A federal judge scuttled a lawsuit against the Jacksonville Sheriff’s Office by a woman who was shot by police along with her 2-year-old son when a bank-robbing carjacker commandeered their car.
Joann Cooper argued officers who fired pistols and shotgun rounds 30 times into the car in 2010 violated her constitutional rights that protect against unreasonable seizure and deprivation of liberty without due process.
But Senior U.S. District Judge Harvey Schlesinger issued a summary judgment in favor of the Sheriff’s Office, saying damage done in the shooting outside a Wendy’s restaurant on Baymeadows Road wasn’t a constitutional question.
The Constitution “does not provide a remedy for every tragedy,” Schlesinger wrote, “nor is it implicated every time a law-enforcement officer injures an innocent bystander.”
The carjacker, Jeremiah Mathis, died during the confrontation with police, but his rights weren’t at issue in the lawsuit.
Mathis had robbed a Wachovia Bank at 8715 Baymeadows Road and apparently left without a getaway ride, so he ran behind neighboring businesses, gun in hand, trying to evade police who were closing in.
When he reached Wendy’s, Mathis found Cooper stopped in the drive-thru lane with her kids and opened her car’s driver’s door. He told Cooper “I will kill you” as she yelled for him to get out and fought over the gun, knocking it from his hand after he climbed inside.
In the next few moments, four officers and a recruit fired 42 times at Cooper’s Nissan and at Mathis, some of those shots coming as the car inched out of the restaurant driveway onto Baymeadows. Cooper was shot in the foot and her son was shot in the chest and arm.
“It was a minor miracle that the aggressor — Mathis — was the only one who perished,” Schlesinger wrote.
A Sheriff’s Office review board later faulted one officer, Ryan Black, and the recruit, Darries Griffith, who between them fired 30 rounds, for shooting without considering potential danger to restaurant customers and a police supervisor who could have been shot. Both resigned their jobs soon after that.

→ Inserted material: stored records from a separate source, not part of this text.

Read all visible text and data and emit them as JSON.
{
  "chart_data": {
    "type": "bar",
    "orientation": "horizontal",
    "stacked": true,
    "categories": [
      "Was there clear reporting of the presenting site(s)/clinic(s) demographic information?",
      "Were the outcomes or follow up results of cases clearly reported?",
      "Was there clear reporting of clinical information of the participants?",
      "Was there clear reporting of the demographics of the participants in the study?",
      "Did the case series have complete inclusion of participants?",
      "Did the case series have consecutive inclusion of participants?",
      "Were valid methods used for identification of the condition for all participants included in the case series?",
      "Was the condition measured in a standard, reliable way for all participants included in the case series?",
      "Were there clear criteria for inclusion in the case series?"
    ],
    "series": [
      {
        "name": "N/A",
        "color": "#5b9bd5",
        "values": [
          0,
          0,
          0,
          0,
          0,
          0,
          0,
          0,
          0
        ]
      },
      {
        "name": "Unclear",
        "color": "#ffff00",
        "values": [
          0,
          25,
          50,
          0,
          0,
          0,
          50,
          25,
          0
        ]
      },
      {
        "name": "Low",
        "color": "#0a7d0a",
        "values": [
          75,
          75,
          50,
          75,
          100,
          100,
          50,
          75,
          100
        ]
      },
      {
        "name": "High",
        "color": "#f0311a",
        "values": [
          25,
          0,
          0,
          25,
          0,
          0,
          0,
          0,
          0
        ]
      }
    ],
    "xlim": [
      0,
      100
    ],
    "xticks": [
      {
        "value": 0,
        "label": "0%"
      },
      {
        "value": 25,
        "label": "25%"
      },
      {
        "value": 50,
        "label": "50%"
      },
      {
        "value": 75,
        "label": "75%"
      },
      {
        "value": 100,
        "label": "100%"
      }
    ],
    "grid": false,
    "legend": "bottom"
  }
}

But Schlesinger — in his opinion handed down last week — said none of that justified letting the lawsuit continue.
In an earlier chapter of the seven-year-old case, a distinct question involving Black had been passed up the judicial chain of command to the 11th Circuit Court of Appeals in Atlanta. Schlesinger pointed out that the appeals court decided back then that Cooper had no basis for arguing unreasonable seizure, and said normal judicial rules keep a lower court from deciding for itself a question the appeals court has already handled.
As for deprivation of liberty –the 14th Amendment — Schlesinger wrote there was no basis to sue unless there was “evidence that the officers intended to harm Cooper and/or her son — and there is none.”
Cooper’s suit argued Jacksonville had a pattern of not training police properly on when to shoot, but the judge said that analyzing police customs “is not relevant or appropriate” if there weren’t any constitutional violations.